Let me throw something out there that'll put some context to where the rental market is.  Pre-covid Irvine would have roughly 500 rental listings at any point in time.  Right now there are only 177 active rental listing in Irvine so rental inventory is down 65% from pre-covid levels.

 
USCTrojanCPA said:
Cares said:
I thought the upper end would be $3000. My previous tenants which came in 2.5 years ago were paying $2500 which I upped to $2600. Never could I imagine a jump from $2600 to $3300 in just 1.5 years. That's a 27% increase.

There have just simply been a lack of rentals available in the area is the main factor. Many people have called me and told me that it's been a struggle to find anything anywhere at the moment and giving me their sob story about why they need my place. There aren't any particularly outstanding features about the home in my opinion.

Let me throw something out there that'll put some context to where the rental market is.  Pre-covid Irvine would have roughly 500 rental listings at any point in time.  Right now there are only 177 active rental listing in Irvine so rental inventory is down 65% from pre-covid levels.

how does listing a rental on Sept 1 (Irvine area), after school starts, affect the rental demand and the pool of renters? maybe better to do 11 month lease?
 
The California Court Company said:
USCTrojanCPA said:
Cares said:
I thought the upper end would be $3000. My previous tenants which came in 2.5 years ago were paying $2500 which I upped to $2600. Never could I imagine a jump from $2600 to $3300 in just 1.5 years. That's a 27% increase.

There have just simply been a lack of rentals available in the area is the main factor. Many people have called me and told me that it's been a struggle to find anything anywhere at the moment and giving me their sob story about why they need my place. There aren't any particularly outstanding features about the home in my opinion.
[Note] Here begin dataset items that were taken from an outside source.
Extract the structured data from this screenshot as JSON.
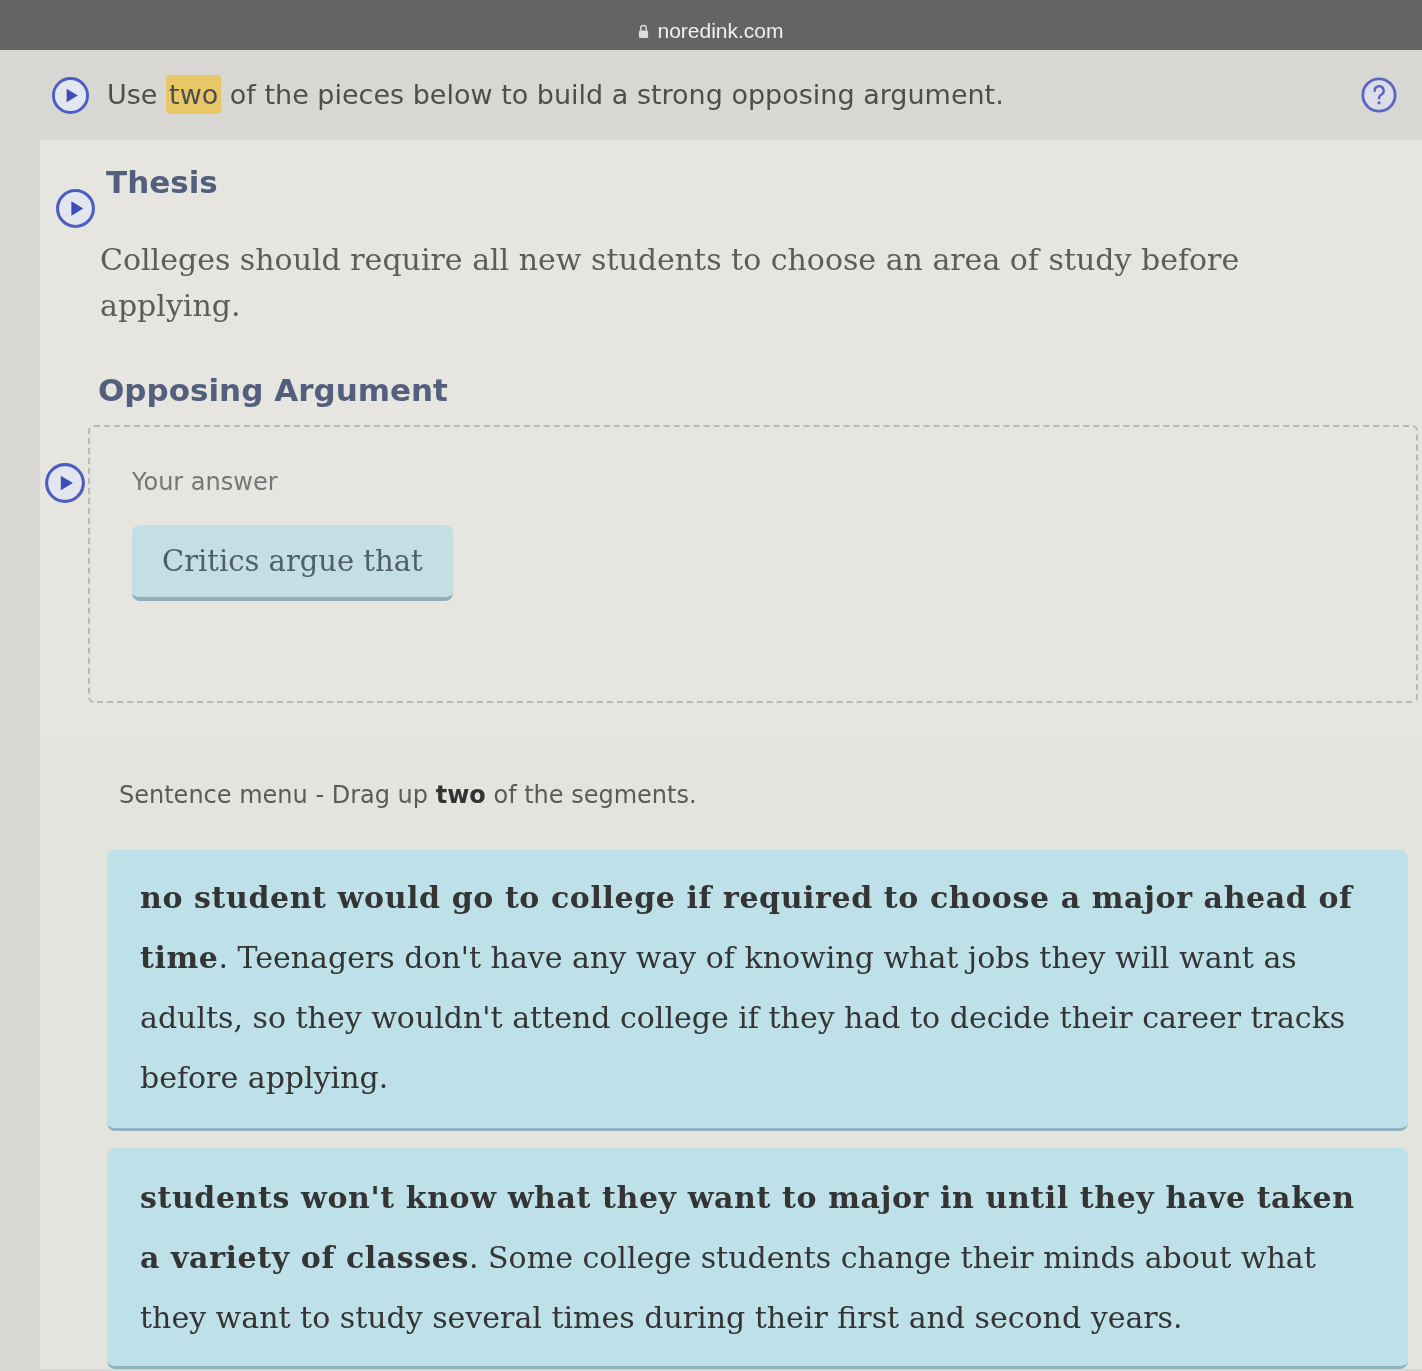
{
  "browser_bar": {
    "address": "noredink.com"
  },
  "instruction": {
    "parts": [
      {
        "text": "Use",
        "highlighted": false
      },
      {
        "text": "two",
        "highlighted": true
      },
      {
        "text": "of the pieces below to build a strong opposing argument.",
        "highlighted": false
      }
    ]
  },
  "thesis": {
    "heading": "Thesis",
    "text": "Colleges should require all new students to choose an area of study before applying."
  },
  "opposing_argument": {
    "heading": "Opposing Argument",
    "answer_label": "Your answer",
    "answer_pieces": [
      "Critics argue that"
    ]
  },
  "sentence_menu": {
    "instructions": "Sentence menu - Drag up **two** of the segments.",
    "segments": [
      "**no student would go to college if required to choose a major ahead of time**. Teenagers don't have any way of knowing what jobs they will want as adults, so they wouldn't attend college if they had to decide their career tracks before applying.",
      "**students won't know what they want to major in until they have taken a variety of classes**. Some college students change their minds about what they want to study several times during their first and second years."
    ]
  }
}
Let me throw something out there that'll put some context to where the rental market is.  Pre-covid Irvine would have roughly 500 rental listings at any point in time.  Right now there are only 177 active rental listing in Irvine so rental inventory is down 65% from pre-covid levels.

how does listing a rental on Sept 1 (Irvine area), after school starts, affect the rental demand and the pool of renters? maybe better to do 11 month lease?

Honestly, rental listings lease out every part of the year so timing is a not a huge deal.  I've rented out some of my tenant's rental Nov-Jan without any problems.
 
If you're worried about finding a renter just price your listing down slightly below market. With how much rentals are commanding in Irvine you'll rent in no time. 4BR detached condos are fetching $4500. I saw a 4BR attached condo get $4000 most recently.